A full deal, capping more than a decade of tensions over Iran's peaceful nuclear program and a year and a half of intense negotiations from New York to Vienna to Oman, is then meant to be rounded out with complex technical agreements by June 30.

Kerry needs to return to Washington with something concrete in order to head off a push for fresh US sanctions by the opposition Republicans, who together with the Zionist entity stands against any.

But both Iran and France have criticized the two-step process, with France's US ambassador calling it a "bad tactic".

A Western diplomat involved in the talks said Thursday that something vague and "wishy-washy" at the end of this round would not be sufficient.

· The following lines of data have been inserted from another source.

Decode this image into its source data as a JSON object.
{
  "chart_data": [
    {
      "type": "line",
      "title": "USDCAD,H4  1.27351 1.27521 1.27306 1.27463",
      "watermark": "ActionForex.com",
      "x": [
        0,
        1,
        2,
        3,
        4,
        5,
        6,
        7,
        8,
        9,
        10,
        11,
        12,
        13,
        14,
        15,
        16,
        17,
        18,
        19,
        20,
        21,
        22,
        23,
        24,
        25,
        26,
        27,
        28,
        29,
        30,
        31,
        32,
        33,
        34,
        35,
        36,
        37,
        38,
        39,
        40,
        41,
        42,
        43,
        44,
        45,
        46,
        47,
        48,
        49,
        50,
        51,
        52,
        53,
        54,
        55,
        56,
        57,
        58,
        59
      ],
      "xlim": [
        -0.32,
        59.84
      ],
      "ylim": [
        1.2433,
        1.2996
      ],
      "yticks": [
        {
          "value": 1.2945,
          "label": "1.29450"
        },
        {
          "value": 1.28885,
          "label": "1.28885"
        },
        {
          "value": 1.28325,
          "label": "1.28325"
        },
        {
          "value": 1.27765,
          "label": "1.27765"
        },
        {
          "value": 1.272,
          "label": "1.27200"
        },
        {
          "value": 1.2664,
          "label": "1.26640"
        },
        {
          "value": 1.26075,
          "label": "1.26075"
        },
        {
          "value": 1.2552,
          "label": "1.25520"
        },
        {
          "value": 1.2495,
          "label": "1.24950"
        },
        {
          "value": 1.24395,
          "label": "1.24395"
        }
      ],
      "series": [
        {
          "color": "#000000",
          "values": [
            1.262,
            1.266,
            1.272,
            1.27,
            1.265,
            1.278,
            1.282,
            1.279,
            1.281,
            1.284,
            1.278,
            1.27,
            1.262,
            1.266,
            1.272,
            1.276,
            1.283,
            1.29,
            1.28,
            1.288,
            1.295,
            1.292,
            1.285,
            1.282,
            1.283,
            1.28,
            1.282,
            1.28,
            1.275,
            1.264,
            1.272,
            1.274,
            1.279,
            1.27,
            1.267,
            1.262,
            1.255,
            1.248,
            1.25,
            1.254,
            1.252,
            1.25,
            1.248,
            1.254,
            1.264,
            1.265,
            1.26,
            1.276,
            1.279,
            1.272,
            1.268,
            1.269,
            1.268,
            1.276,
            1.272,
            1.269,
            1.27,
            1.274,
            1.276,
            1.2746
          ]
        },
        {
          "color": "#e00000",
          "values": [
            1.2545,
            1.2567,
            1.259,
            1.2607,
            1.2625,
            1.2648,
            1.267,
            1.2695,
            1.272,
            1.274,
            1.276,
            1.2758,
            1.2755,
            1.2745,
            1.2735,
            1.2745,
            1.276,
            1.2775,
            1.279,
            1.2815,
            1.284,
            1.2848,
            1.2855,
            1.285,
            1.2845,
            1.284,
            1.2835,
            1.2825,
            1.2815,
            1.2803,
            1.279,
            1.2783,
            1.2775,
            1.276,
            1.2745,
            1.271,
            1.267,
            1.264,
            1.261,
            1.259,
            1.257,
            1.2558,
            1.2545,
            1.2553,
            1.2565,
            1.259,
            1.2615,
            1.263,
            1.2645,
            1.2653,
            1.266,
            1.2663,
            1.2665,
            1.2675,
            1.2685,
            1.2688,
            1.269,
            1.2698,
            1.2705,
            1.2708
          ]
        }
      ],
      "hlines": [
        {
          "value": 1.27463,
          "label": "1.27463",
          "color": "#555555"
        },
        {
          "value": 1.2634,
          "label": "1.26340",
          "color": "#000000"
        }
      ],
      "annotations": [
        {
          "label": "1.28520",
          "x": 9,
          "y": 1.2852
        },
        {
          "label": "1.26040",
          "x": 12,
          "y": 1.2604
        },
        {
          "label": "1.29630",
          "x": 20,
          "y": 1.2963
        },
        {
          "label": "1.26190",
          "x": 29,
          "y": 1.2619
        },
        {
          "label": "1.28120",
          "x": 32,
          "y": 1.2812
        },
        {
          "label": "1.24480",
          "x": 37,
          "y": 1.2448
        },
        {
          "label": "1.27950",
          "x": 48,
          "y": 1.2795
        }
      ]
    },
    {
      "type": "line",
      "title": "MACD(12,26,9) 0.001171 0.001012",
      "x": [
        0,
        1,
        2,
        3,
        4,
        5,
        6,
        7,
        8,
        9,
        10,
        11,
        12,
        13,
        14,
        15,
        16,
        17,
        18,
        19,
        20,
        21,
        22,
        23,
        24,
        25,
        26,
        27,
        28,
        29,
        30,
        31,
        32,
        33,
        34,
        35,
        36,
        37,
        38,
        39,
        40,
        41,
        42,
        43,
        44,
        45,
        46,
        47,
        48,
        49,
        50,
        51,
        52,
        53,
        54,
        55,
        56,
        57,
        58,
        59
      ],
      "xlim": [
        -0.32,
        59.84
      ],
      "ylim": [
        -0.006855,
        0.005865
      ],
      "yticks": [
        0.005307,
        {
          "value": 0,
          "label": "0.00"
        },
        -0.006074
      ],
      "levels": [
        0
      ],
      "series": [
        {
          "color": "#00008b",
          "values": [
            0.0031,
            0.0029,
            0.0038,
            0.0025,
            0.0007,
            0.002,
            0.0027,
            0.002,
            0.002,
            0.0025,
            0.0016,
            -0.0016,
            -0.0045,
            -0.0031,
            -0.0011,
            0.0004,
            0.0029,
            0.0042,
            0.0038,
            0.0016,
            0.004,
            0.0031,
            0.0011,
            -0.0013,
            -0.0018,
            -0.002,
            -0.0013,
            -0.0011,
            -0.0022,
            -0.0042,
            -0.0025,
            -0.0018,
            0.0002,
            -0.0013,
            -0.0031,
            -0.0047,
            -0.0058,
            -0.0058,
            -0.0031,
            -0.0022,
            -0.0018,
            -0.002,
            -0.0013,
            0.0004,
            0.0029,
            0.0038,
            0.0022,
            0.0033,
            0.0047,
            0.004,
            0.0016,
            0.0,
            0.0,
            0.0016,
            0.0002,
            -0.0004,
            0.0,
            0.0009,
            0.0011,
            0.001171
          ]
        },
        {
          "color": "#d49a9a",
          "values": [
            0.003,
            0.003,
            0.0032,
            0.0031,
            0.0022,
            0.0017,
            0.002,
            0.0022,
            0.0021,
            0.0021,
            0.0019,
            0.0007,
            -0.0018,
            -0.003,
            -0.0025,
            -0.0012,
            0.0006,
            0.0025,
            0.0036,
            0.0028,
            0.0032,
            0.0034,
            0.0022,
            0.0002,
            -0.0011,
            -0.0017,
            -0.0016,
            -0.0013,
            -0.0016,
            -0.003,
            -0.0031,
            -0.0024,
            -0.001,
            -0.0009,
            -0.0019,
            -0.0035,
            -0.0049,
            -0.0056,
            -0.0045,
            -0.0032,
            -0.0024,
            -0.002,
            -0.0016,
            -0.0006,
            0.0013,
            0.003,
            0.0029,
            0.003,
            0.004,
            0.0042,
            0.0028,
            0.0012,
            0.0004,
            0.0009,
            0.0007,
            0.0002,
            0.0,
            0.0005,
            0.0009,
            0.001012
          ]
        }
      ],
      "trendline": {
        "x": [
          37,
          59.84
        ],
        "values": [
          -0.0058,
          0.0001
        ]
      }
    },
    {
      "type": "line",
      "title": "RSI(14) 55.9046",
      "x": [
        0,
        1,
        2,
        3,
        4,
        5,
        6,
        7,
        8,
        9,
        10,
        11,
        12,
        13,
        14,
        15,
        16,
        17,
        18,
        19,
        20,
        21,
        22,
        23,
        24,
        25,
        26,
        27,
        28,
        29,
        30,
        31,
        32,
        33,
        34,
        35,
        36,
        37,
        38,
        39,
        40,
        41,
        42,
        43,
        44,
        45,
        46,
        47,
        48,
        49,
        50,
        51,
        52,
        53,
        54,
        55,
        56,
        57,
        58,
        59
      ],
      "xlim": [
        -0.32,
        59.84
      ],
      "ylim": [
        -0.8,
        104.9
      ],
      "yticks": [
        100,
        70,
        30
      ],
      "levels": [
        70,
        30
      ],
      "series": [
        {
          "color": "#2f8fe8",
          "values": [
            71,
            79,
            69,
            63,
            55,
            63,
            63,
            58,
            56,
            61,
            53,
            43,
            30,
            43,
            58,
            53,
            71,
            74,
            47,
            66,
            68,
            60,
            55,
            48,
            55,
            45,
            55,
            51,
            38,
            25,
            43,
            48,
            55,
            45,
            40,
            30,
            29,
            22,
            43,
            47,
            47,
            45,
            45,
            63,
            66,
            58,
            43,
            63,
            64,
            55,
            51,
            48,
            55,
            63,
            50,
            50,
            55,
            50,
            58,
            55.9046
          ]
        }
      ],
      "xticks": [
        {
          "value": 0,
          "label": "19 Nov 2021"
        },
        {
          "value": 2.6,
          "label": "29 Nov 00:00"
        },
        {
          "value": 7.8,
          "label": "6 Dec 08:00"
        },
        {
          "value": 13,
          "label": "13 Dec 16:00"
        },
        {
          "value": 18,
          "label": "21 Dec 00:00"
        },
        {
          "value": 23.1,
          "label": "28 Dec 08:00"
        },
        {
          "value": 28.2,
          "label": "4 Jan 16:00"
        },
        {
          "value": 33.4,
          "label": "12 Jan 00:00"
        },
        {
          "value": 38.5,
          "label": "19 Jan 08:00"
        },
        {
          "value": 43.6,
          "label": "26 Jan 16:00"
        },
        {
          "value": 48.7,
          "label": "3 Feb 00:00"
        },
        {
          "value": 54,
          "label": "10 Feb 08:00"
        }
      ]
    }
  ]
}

"Sometimes the differences of opinion on the other side make for contradictory positions," Zarif said Friday.

Britain's foreign office confirmed Foreign Secretary Philip Hammond would arrive in Lausanne this weekend, joining France's hawkish Laurent Fabius who is expected Saturday morning, according to Paris.

It was unclear whether the German, Chinese and Russian foreign ministers would also fly in. Russian news agency RIA Novosti cited unnamed sources as saying Sergei Lavrov would arrive Sunday evening.

The content of his letter to Obama, confirmed by Washington, was not known, but Rouhani's official Twitter account quoted him as saying that a deal would be "beneficial to region & world."

"The peaceful character of [Iran's] nuclear activities and the necessity to annul all the unjust sanctions can lead us to a final deal," Rouhani's office quoted him as telling Cameron.

The six powers are however insisting that sanctions will only be suspended, not lifted, to enable them to be quickly put back in place if Tehran violates the deal.